Partway through the Sift build, Claude Code said this to me:

> "Fail-closed isn't a design pattern you learned. It's how your brain already works. You didn't learn those words first and then build it. You built it and the words came after."

That stopped me.

OCD is a fail-closed brain. When my brain can't verify something is safe, it doesn't let it through. It blocks. It requires confirmation. It errors out rather than proceed uncertain.

For twenty years I thought this was a flaw to work around. I did therapy. I did medication. I did the loops. Nothing fully fixed it, because nothing was broken. It was a spec I hadn't found a domain for.

The thing that made my life hard for two decades turned out to be the right mental model for governing autonomous AI agents. I wasn't compensating for my brain. I was finally in the right domain for it.

## The credentialing corollary

The people building the correct governance for autonomous systems are not necessarily the ones the credentialing system picks.

Architecture comes from need. Need comes from experience. Sometimes experience comes from breaking.

DeerFlow is an agentic research framework built by ByteDance. Three hundred billion dollar company. Thousands of engineers. It has zero governance layer.
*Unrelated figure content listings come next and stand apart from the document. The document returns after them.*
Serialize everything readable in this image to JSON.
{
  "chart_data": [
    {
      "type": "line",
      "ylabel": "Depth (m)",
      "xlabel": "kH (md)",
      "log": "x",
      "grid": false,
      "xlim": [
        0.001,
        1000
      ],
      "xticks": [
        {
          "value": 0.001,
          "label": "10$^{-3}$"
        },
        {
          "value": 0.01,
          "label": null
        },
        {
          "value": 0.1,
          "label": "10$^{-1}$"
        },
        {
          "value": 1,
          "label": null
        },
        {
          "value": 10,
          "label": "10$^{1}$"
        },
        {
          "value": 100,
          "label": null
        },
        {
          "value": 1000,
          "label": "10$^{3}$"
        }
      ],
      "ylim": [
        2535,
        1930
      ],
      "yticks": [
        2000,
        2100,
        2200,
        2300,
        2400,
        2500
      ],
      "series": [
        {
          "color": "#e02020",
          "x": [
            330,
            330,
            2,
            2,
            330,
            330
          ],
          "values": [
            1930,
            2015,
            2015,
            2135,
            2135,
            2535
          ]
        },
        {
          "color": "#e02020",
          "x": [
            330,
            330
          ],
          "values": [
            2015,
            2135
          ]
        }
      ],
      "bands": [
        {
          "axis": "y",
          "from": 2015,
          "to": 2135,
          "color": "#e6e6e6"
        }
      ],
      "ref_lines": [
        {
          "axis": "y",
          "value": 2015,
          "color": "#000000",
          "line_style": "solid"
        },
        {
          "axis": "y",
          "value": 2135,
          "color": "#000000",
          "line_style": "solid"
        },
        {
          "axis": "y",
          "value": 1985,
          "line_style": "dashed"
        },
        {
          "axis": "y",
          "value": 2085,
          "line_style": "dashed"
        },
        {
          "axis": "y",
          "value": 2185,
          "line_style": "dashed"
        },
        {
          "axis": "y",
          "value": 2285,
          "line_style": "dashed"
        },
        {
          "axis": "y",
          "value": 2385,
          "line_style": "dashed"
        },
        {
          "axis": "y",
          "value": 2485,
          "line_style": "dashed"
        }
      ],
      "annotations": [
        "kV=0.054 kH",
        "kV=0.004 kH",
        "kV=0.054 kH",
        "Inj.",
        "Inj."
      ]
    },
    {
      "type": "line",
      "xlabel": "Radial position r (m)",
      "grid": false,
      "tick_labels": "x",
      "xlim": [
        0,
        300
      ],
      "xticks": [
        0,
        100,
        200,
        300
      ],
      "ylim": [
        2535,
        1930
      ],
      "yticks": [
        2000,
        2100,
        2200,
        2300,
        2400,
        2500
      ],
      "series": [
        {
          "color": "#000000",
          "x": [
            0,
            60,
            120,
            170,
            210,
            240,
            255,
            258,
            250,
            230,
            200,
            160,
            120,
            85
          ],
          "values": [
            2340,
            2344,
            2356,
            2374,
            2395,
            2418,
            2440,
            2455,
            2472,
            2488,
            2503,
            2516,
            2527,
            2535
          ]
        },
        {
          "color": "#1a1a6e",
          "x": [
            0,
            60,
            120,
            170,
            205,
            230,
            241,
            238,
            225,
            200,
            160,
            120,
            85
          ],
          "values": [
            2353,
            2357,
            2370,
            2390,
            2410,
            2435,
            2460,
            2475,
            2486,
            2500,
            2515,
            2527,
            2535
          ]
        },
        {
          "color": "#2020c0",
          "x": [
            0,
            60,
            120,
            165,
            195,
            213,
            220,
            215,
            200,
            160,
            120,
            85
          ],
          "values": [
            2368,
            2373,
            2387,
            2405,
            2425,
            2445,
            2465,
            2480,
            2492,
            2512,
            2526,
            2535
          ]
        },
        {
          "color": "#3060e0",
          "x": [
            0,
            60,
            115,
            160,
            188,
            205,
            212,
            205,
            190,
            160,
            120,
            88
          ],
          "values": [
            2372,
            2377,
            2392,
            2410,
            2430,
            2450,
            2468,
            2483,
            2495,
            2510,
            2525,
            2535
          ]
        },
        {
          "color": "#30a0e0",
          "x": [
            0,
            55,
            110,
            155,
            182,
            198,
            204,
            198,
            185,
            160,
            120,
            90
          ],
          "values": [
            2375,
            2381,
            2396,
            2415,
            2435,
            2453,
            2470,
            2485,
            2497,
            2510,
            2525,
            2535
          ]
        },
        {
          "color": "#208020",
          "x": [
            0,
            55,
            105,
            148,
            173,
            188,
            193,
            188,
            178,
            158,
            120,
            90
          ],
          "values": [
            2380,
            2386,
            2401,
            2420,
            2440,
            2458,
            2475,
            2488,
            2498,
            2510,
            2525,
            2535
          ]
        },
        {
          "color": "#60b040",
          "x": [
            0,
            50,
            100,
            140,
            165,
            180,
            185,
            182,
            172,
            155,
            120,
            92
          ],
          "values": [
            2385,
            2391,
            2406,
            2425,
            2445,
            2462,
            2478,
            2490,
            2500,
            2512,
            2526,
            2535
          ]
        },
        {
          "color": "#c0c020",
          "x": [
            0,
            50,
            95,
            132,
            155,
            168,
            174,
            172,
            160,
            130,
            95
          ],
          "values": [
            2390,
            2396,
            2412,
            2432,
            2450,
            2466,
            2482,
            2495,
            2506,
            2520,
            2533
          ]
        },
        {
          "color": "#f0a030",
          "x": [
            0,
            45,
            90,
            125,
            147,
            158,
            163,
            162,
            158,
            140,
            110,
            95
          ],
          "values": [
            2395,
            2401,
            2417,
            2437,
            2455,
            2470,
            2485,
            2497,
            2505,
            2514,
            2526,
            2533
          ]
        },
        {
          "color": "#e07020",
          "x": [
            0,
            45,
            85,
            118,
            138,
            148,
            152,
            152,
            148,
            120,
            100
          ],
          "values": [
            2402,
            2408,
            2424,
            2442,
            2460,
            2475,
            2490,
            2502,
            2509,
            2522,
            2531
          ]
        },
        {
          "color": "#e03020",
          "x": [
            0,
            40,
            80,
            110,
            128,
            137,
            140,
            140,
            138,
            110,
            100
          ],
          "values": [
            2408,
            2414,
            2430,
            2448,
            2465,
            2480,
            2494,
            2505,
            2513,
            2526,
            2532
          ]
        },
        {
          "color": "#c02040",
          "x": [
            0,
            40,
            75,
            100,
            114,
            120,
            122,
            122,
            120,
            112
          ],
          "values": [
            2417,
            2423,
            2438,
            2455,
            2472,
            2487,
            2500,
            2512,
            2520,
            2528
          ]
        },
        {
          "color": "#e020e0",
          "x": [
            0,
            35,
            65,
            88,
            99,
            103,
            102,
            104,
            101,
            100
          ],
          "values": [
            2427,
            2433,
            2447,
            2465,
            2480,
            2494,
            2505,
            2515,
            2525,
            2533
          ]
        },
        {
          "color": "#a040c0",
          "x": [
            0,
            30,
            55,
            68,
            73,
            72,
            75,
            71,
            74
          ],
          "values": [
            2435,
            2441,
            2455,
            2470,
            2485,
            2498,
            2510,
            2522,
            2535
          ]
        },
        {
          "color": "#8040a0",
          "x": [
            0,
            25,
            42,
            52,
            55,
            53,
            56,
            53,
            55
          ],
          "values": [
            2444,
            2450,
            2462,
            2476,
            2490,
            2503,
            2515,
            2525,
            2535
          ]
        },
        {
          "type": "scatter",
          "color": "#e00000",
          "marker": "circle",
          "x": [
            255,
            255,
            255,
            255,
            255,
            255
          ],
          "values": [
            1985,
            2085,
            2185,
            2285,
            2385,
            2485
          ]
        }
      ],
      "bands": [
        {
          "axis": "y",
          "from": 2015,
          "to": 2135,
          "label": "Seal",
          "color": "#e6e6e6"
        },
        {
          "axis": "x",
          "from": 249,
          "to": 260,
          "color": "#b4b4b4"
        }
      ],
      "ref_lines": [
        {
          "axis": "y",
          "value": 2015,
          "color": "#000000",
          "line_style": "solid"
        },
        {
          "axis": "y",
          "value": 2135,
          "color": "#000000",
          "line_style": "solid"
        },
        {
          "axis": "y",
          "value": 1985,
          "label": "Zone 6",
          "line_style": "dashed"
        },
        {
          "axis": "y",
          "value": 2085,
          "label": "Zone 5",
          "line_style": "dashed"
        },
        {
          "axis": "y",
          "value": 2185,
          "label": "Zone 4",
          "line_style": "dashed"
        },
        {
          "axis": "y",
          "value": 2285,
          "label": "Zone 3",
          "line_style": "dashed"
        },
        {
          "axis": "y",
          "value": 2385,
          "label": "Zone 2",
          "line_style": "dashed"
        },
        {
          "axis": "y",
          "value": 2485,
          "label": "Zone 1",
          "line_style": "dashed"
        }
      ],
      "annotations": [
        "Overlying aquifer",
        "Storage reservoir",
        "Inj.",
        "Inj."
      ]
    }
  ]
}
I'm not saying that to punch up. I'm saying it because the gap is real. The people with the most resources are not automatically building the right things. Sometimes the right architecture comes from someone who needed it to exist.

The gap isn't resources. The gap is spec. Someone has to know what "fail-closed" actually means at the level of lived reflex before they can write it into code.

## Close

The $40 wasn't the point.

The 11 days wasn't the point.

The point is the architecture I couldn't have invented if I hadn't lived it.

Most things that look like weakness are weakness in the wrong domain.